Sept.[embe]r 12th. 1878

Dear Sir Joseph1

Many thanks for your kind note. I now send two forms of testimonial, the larger I hope you will have no objection to sign, the shorter one is more suitable for persons who do not know me personally, or it might be added to by any persons who wish to give any special testimony. [2] If you sign the larger one will you please to keep the smaller one in case you sh[oul]d. have the opportunity of asking any one whose name would have weight to sign it.2

As so many people are now out of town I thought it best to have them printed to save time & also for safety to the signatures that may be obtained. Of course I have special testimony to my knowledge of surveying & my experience in planting.

[3] Believe me | Yours very faithfully | Alfred R. Wallace [signature]
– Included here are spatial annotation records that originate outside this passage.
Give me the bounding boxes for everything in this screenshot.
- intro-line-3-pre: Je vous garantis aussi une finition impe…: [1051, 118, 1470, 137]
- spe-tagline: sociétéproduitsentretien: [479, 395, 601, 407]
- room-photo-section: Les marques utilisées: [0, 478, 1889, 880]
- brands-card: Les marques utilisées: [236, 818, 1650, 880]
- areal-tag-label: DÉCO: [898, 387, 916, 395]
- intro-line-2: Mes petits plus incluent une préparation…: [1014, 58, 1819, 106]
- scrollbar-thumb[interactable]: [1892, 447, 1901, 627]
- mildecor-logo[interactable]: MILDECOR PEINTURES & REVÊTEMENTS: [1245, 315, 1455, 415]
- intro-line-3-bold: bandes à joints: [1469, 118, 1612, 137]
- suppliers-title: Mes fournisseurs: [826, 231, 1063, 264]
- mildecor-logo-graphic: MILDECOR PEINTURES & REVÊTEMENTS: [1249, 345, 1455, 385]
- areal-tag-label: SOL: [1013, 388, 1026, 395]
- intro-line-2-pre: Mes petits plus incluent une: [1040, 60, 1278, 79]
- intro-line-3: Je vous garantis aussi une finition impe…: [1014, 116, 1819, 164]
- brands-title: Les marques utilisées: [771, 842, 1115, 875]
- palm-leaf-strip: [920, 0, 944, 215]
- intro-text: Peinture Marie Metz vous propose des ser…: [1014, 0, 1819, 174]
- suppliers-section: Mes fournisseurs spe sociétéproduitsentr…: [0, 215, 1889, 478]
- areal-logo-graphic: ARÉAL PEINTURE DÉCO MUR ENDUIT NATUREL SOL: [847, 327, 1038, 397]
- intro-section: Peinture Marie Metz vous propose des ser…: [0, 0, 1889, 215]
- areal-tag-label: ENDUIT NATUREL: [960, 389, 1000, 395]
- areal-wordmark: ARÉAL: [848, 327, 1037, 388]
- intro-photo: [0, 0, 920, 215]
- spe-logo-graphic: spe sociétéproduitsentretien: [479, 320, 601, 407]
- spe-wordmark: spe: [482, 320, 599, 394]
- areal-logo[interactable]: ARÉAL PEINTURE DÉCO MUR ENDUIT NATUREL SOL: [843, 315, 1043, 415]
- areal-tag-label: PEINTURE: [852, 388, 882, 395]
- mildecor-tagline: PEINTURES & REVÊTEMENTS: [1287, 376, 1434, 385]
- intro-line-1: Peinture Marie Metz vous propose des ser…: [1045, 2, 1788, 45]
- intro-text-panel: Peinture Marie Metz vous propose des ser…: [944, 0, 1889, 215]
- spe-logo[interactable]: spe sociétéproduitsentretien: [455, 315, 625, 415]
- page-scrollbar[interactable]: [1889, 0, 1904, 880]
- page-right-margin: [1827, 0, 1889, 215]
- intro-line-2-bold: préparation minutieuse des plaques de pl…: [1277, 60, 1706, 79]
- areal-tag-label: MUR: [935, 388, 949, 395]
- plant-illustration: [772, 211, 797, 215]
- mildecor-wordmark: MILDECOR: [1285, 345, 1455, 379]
Sir Joseph Hooker C.B. Pres[ident]. R[oyal]. Soc[iety].3

Great 19th century British botanist and explorer Joseph Dalton Hooker OM, GCSI, KCB, FRS (1817 — 1911). Hooker was a founder of geographical botany, and one of Charles Darwin’s closest friends. Hooker, along with Charles Lyell, played a vital role in the relatively peaceful co-publication of Darwin and Wallace’s papers on the theory of evolution by natural selection in 1858.
The testimonials which ARW mentions likely refer back to ARW’s August 27th, 1878 letter to Hooker, in which ARW requested Hooker’s support in his application to the position of Superintendent of Epping Forest—an application in which ARW would be unsuccessful. However, the testimonials mentioned were not found in the WCP files, and may no longer exist.
Hooker was elected President of the Royal Society in 1873.